SAN DIEGO-
The ship that caused the nation's worst oil spill when it ran aground in Alaska waters last year will be returned to service later this summer, officials said Thursday.
Repair work on the Exxon Valdez is nearing completion and Exxon Shipping Co. President Gus Elmer is expected today to announce plans for returning the tanker to service.
A Coast Guard inspector, however, said the ship is scheduled to start a twoweek trial run on July 20 to test its systems and obtain certification as a seaworthy vessel.
The Valdez spilled almost 11 million gallons of oil when it struck a reef in Alaska's Prince William Sound on March 24, 1989, sullying hundreds of miles of coastline and killing wildlife.
Former Exxon Shipping Co. President Frank Iarossi acknowledged concerns that the ship's association with the environmental disaster may make it unwelcome in Alaska ports when he said last summer that the tanker might be renamed and possibly put to work somewhere besides the Pacific Ocean.
Since then, however, Exxon officials have kept secret where the vessel will sail once it is repaired and whether it will bear the Valdez name.
Exxon spokeswoman Janet Cool said Elmer would answer those questions today. She said the ship would return to service this summer, but probably not this month.
"I don't think it will be sailing before August," she said.
Fred Hallett, a spokesman for National Steel and Shipbuilding Co., where the ship was built in 1986, said the $30 million repair job on the tanker is nearly complete.
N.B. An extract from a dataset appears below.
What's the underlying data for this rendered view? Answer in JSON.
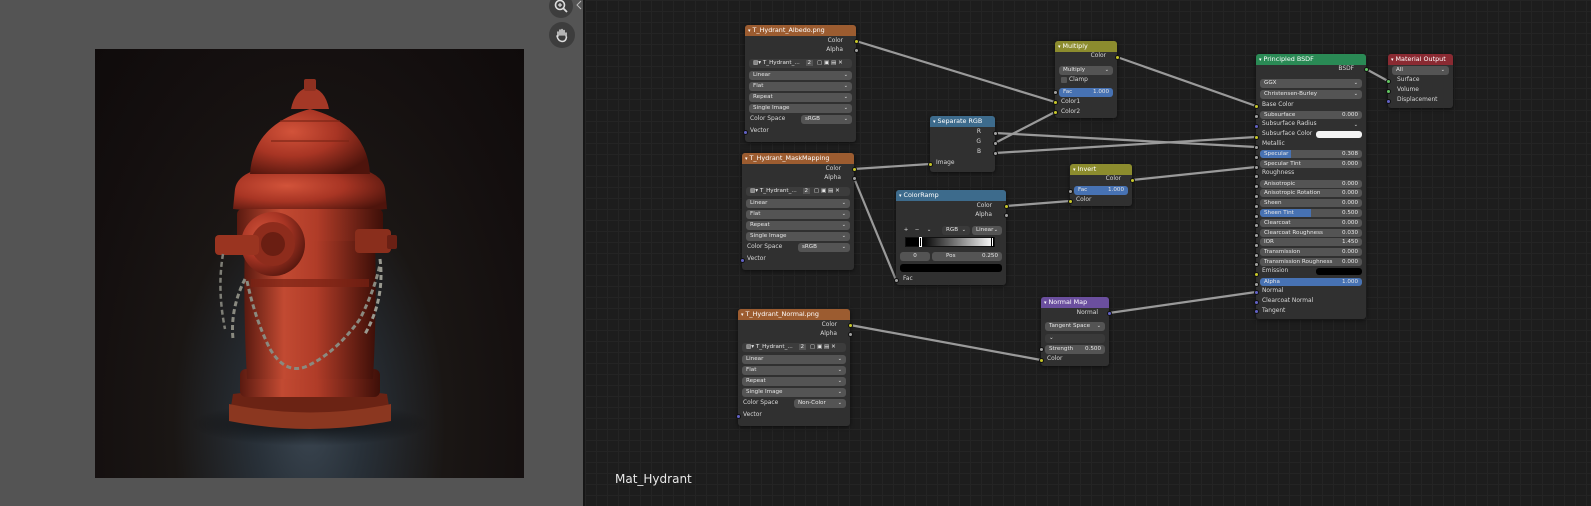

"The ship's ready. She's going smoothly," Hallett said. "We're finishing the painting on it right now and we're doing some work in the machinery room."
The 987 foot long ship will be floated out of the dry dock for a trial run to determine if NASSCO will need to make any refinements, Hallett said.
"The float out preparations will take 24 hours and the last of that will be letting the water in and floating the ship off the blocks. After we are sure she is all set, we will pull the gate with a crane," he said.
"Taking her out of the dock is bread and butter work for the workers. The problem in getting her in was how to support her with the bottom missing."
Coast Guard inspector Lt. Bill Uberti said NASSCO is scheduled to flood its dry dock on July 20 and take the Valdez out for two weeks of trial runs. Uberti said he will be aboard the ship part of that time to certify it as seaworthy.
"They'll test all the systems out and we'll ride her a couple of days and that will be it," Uberti said.
"If there's a problem, they'll have to fix it before it can go out into service, but I don't anticipate any problems. The only damage to the ship was structurally, and that's all been fixed."
Every ship gets a new certificate of inspection every two years. The Valdez's certificate doesn't expire until the end of the year, but Exxon officials decided to renew the certificate early, Uberti said.
Repairs on the Valdez began last August after the 30,000 ton ship was maneuvered into a graving dock, which had less than 2 feet of clearance on each side.
The tanker was placed on supports and hydraulic shorings while workers tore out the mangled steel of the single hulled ship and replaced it with 3,000 tons of new, inch thick steel.
A couple of boulders that lodged in the tanker when it ran aground were removed and after being examined by parties in the spill litigation, were released to Exxon. The company sent the rocks, one of which was the size of small car, to a construction site where they were ground up.
Exxon officials declined to retrofit the ship with a double hull because it was not feasible from an engineering standpoint, Exxon spokeswoman Carrie Chasin said in March.
But Hallett said a double hull could have been put on the ship during the repair work.
"It's feasible to put a double hull," he said. "The question is the cost and the time."
In January, Exxon Shipping Co. paid a $1,000 fine to settle a pollution claim by the Coast Guard. The dispute arose from a pair of slicks and the spillage of about 356 gallons of oil as the ship awaited clearance to enter San Diego Bay.
The company denied any wrongdoing and Exxon officials said then that the discharges from the ship were comprised of "organic" material that washed free from cargo holds when the tanker was towed 2,500 miles from Alaska to San Diego.